In the 90's I had chronic health problems I took medication for. The upside of that is that I survived my 20's and started creating a life for myself as an adult. The downside was the damage that the medication did to my kidneys. In 2015 they started failing, and by 2017 I was looking at dialysis and a transplant. In 2016, seeing the medical storm approaching, I started a project. I would crochet squares and make them into a coat.

I needed something that I could take in a bag with me to appointments, and what ended up being 5 surgeries, 12 hospitalizations, a year of at home dialysis, 1 new kidney, rejection, infections, cancer and ultimately the start of a long road to recovery. I loved being able to finish a square in a day, even when my hands were swollen, or my mind fogged by medication. I always had my zip top bag with yarn, scissors and my 3mm hook.

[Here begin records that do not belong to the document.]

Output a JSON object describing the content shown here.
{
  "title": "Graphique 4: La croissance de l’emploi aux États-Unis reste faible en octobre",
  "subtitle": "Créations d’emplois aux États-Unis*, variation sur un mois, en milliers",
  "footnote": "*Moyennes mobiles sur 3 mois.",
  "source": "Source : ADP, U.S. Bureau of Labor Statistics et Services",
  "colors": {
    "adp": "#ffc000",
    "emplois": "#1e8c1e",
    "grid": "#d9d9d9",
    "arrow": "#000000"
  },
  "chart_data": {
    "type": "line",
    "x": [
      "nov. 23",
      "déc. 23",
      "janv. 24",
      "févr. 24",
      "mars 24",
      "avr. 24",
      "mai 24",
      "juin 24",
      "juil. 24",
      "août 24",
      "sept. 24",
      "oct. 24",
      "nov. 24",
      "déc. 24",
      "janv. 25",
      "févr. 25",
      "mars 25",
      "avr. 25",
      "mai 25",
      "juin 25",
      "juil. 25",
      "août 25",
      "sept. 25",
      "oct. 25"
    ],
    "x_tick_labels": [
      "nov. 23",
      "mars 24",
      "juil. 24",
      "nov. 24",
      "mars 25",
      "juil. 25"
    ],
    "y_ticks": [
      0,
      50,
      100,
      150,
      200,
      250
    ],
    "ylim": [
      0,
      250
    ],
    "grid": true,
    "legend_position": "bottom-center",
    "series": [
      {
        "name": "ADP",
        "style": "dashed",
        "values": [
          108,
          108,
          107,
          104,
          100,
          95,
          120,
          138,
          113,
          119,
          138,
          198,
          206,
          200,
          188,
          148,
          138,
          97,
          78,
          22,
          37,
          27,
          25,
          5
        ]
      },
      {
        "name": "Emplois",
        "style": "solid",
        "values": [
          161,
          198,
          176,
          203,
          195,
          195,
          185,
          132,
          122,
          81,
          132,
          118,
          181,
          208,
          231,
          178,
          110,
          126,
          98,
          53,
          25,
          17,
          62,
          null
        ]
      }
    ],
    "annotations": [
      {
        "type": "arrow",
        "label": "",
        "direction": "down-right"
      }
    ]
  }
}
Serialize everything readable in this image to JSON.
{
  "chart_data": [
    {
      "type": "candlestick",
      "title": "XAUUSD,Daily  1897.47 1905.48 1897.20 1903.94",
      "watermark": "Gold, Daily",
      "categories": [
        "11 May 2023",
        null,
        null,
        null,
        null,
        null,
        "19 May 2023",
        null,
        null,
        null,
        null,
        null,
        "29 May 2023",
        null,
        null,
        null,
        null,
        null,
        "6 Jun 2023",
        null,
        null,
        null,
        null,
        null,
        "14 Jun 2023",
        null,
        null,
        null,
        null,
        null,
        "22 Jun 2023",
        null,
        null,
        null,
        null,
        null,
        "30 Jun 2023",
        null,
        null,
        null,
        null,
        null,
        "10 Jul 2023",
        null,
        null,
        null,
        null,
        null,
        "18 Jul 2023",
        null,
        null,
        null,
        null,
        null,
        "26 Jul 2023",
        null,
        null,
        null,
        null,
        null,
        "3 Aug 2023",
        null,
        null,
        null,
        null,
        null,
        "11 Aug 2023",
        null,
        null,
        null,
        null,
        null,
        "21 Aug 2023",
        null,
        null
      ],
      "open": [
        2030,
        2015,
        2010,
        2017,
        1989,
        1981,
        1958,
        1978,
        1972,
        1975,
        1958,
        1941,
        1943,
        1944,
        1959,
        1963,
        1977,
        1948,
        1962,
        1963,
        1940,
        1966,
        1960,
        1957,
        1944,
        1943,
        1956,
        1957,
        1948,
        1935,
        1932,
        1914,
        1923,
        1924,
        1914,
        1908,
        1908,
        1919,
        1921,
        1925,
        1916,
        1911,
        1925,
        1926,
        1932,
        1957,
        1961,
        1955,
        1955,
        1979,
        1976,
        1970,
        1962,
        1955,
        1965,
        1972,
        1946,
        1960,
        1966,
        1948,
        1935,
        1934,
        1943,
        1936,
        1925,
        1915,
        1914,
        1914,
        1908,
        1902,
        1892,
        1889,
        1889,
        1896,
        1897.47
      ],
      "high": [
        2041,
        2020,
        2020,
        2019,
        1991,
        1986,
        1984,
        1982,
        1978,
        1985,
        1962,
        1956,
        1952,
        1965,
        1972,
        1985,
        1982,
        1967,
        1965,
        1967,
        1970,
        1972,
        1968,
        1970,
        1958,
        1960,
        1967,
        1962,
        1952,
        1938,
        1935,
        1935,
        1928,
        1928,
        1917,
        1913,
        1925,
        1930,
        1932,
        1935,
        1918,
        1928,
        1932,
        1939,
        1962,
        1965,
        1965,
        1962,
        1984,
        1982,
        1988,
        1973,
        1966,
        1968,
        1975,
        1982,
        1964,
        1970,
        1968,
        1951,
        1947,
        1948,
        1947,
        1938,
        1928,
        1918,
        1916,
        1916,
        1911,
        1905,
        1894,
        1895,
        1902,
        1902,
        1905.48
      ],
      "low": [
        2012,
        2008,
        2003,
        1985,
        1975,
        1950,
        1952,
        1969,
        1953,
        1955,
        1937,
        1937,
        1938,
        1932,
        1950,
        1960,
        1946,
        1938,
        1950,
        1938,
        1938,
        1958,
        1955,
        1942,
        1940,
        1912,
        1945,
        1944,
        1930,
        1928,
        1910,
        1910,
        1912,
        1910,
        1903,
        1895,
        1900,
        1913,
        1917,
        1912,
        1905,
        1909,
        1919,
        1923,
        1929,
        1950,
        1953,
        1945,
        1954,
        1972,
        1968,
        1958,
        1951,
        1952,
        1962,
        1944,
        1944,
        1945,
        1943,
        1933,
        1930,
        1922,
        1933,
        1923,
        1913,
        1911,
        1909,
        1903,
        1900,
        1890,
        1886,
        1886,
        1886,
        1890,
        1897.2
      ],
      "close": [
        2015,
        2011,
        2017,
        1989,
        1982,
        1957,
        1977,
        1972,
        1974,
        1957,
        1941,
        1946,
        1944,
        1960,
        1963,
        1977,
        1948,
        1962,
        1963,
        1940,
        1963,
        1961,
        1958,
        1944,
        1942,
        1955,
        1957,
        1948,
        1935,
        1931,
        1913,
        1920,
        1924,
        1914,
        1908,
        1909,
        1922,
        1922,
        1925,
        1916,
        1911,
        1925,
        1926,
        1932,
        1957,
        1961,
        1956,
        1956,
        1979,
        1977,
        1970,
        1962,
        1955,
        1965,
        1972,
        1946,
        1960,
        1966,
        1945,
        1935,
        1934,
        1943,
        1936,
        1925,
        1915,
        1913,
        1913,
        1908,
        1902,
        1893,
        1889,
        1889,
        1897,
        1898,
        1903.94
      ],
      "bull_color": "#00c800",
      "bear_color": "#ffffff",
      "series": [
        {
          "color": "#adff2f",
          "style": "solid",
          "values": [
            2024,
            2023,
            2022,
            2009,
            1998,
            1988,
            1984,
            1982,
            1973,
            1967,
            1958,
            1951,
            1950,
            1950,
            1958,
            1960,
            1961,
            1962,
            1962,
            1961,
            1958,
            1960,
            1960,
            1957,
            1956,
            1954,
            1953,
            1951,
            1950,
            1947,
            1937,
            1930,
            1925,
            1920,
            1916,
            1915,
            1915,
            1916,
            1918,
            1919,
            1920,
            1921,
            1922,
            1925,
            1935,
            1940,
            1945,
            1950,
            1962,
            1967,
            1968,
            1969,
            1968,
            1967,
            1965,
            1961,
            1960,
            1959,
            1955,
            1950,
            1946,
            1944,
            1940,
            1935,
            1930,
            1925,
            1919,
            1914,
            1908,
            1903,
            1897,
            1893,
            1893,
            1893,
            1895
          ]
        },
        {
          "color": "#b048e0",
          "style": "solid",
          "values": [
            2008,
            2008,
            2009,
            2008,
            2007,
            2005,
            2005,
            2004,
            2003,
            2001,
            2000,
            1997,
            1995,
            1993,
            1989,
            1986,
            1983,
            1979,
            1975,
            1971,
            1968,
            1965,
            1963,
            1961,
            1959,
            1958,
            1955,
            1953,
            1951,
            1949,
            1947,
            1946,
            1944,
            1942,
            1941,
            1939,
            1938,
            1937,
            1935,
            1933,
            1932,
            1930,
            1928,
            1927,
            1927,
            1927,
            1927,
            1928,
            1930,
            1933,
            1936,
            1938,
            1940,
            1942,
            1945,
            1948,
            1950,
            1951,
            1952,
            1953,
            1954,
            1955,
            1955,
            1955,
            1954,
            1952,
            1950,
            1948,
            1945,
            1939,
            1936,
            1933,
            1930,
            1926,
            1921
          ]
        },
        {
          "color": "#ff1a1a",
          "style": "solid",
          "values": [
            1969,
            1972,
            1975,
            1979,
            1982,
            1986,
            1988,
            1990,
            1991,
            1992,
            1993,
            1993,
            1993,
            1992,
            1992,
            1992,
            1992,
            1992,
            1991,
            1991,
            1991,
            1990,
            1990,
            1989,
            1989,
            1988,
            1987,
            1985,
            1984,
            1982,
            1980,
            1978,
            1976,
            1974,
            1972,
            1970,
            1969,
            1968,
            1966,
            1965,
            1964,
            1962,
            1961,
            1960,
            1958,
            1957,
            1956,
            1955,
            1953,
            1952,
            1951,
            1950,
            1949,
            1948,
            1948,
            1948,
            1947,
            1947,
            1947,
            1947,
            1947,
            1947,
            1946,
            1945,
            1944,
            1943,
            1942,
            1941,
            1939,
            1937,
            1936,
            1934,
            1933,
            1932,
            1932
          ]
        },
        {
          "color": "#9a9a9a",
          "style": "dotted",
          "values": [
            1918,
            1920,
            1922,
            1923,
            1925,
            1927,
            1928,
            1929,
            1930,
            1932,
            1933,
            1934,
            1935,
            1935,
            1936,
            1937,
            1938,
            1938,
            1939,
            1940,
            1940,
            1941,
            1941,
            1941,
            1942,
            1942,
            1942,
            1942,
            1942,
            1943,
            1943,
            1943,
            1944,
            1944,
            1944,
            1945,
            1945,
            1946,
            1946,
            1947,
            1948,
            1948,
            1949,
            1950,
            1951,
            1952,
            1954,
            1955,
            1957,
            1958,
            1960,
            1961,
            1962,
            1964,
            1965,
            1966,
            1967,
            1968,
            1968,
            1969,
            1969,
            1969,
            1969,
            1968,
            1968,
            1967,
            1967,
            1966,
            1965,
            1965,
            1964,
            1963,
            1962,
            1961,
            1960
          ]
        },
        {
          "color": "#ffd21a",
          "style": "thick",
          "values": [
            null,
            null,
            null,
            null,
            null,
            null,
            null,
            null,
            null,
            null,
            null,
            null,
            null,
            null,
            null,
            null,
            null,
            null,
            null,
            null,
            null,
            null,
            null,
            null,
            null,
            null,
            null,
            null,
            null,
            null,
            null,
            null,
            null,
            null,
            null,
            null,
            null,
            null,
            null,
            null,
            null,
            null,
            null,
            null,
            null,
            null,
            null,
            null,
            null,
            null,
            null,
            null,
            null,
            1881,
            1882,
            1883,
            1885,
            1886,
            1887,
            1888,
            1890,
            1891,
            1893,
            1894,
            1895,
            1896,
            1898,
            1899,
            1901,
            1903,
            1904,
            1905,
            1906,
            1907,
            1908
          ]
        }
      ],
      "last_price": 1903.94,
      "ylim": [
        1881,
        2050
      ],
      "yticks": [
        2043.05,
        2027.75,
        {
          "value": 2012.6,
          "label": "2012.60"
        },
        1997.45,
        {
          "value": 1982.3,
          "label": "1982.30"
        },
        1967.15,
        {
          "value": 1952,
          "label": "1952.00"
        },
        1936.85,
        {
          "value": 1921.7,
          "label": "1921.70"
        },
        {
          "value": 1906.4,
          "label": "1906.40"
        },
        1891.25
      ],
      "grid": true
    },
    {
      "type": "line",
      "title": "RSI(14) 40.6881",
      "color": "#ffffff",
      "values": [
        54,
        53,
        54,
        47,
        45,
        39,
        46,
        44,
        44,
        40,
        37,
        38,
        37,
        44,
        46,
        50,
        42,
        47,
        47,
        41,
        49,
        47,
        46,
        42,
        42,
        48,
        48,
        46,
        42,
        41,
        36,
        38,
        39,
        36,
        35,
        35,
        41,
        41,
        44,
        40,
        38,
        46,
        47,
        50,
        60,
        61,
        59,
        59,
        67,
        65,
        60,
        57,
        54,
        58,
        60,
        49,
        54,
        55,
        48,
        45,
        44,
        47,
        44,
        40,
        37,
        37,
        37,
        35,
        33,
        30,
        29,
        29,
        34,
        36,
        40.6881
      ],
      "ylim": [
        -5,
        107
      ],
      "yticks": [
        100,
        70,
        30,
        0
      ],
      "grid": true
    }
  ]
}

I made a lot of things in-between. Stuffed animals, bereavement gowns for angel babies, bags, socks, and for some reason a whole flock of owl key chains one year. I sewed clothes to accommodate my dialysis catheters that didn't look like medical equipment, and clothes that fit my surgically altered body. In the spaces between that, every time I ended up in the Emergency Department, or had another surgery, I made squares.

I received a new kidney, from a friend, on August 8, 2018. Three days later my body started to reject it. It took a month in hospital to save it, and save me. I had the yarn, and I made a bunch of squares, including a couple with mistakes that I am just keeping in, because that's where I was at that point, and this is my record. Trips to the yarn store with my donor were a huge treat. Our kidneys are wound together with love, but also with yarn. She is a knitter.

In March 2020, I had a cancer scare, and had major surgery on the first day of Covid lockdown in my province. I took the bag with me, and in the 2 weeks of isolation in the hospital, I made squares.

The yarn I used was discontinued over the time I've been working on the coat. I lost 24 squares in a waiting room somewhere. I had to change the design multiple times as my body changed with surgery and medication, and for a while, I gave up. On the project, but also on me. I came back to it multiple times, and returned to a confidence that I would be ok. This project has been with my for the whole journey, and I feel like it is the map of my path. Every appointment, every hospitalization is in there. Every night I was so sick or scared I couldn't sleep.

I am at about 150 squares now, and have just started seaming them together to make the final shape of the coat. My healing is going well. I am still recovering, but I feel like I am emerging out of the fire, and into this coat. It has been a project of hope, pride and confirmation of me as a crafter, as a woman, as strong and determined, and as stubborn.

Crafting and creating in the face of fear, or despair, is an act of bravery but also confirmation that you are still here. I made something. Even when I was powerless, and couldn't take care of myself - I created. Making is a powerful thing - you invent physical objects which change the space around you, and this project is the happiness and pride in creating that helped give me some of the power I needed to keep going.

I taught a couple of other people to crochet over the time I've been doing this, and I'd love to keep doing that. Finding your strength is something you should share.

Now all I have to do is sew in all the ends and snip off all the yarn tails!